If your school uses self-paced instruction, self-checking can help students and teachers. Students can identify and correct their own errors and the teacher saves time. But how do you help students maintain integrity?
David explains a simple method he uses to support students’ efforts at maintaining integrity. Whether you choose to use a smartphone like David does, or adapt a lower-tech approach, consider a random approach to integrity.
Self-checking: I think it’s a great opportunity for them to learn at a young age. Sometimes I wonder if we put a little too much temptation on too young students, and then maybe expect them to have a higher level of integrity than what they have matured to. That has always been a problem. Probably most students at some point get caught with cheating in their score and they don’t do it properly.
It used to be, back when I started teaching, that I would spot check every book that was handed in for a test, and that just got to be cumbersome. It’s a lot of work the teacher shouldn’t have to be doing.

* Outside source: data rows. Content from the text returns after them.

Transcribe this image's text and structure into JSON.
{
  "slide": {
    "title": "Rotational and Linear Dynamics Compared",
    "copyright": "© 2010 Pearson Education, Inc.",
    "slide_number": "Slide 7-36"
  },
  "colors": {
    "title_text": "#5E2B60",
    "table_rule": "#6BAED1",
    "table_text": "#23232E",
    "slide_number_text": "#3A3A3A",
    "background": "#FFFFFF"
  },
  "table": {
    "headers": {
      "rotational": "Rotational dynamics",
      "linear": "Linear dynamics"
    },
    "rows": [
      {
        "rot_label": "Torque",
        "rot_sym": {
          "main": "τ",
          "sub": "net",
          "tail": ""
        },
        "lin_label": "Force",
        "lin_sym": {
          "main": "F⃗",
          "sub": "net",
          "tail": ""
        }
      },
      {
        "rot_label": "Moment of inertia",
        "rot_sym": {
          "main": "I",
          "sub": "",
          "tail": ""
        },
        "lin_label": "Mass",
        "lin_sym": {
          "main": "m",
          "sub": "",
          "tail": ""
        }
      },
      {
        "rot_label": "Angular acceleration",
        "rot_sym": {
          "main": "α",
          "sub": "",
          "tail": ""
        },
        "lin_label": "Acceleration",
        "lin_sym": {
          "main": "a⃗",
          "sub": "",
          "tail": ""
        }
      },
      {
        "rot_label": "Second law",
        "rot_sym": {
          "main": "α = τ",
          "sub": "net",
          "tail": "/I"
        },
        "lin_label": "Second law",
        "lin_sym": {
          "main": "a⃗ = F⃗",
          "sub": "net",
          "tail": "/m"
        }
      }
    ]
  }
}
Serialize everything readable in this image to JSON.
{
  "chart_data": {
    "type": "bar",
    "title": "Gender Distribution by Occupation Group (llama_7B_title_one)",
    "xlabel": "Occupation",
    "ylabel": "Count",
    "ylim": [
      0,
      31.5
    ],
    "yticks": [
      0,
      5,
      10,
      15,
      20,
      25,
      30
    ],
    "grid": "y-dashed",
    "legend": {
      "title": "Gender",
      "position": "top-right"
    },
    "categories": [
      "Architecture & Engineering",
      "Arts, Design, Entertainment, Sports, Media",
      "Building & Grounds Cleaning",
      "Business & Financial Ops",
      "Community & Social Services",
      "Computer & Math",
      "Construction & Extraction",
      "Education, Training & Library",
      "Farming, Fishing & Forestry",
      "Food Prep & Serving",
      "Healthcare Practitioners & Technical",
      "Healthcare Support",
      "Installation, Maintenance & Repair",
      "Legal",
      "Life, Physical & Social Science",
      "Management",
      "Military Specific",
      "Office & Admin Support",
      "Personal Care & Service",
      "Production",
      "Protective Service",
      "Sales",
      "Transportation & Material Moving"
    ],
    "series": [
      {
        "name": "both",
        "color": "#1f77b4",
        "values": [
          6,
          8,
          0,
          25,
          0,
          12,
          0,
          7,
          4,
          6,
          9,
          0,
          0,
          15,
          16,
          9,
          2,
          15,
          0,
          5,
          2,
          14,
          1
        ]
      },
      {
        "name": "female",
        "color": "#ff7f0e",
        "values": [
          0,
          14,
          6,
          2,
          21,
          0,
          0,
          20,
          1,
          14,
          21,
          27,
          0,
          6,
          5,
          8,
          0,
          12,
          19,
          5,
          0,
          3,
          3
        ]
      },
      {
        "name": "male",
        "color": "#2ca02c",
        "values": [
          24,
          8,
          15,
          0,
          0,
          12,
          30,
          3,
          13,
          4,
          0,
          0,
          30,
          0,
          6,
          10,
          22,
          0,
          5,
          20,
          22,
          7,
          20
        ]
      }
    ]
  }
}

Lately what I’ve been doing, and it seems to be working better than anything that I’ve ever tried before, is I have a randomizer app on my phone. I’ve got all the students’ names in it in a list. Usually after lunch or after last break or something, on days that I remember, I just pull it out. I take the third name that comes up and that student is the checker. Then I take the next two third names that come up and those are the ones that get checked. Then I’ve got a list of the subjects and I randomly pick a subject, and those two students bring that subject and the checker gets the answer key and checks the last lesson that they did in it.
If it’s perfect, then I give them a little award. If it’s got problems, they erase it and do it again. If it’s got real problems, then the penalties get bigger. If it’s bad enough, they erase the entire Light Unit and start over. If you happen to be on Lesson 14 or something, you have to redo two or three weeks worth of work in that subject. It’s pretty good motivation.
Again, I would like to see them do it because it’s the right thing to do, not because they’re afraid of what’s going to happen if they don’t. But that has really helped. No one knows when they’re going to get called and no one knows which subject is going to get checked. It seems to really keep them on top of it.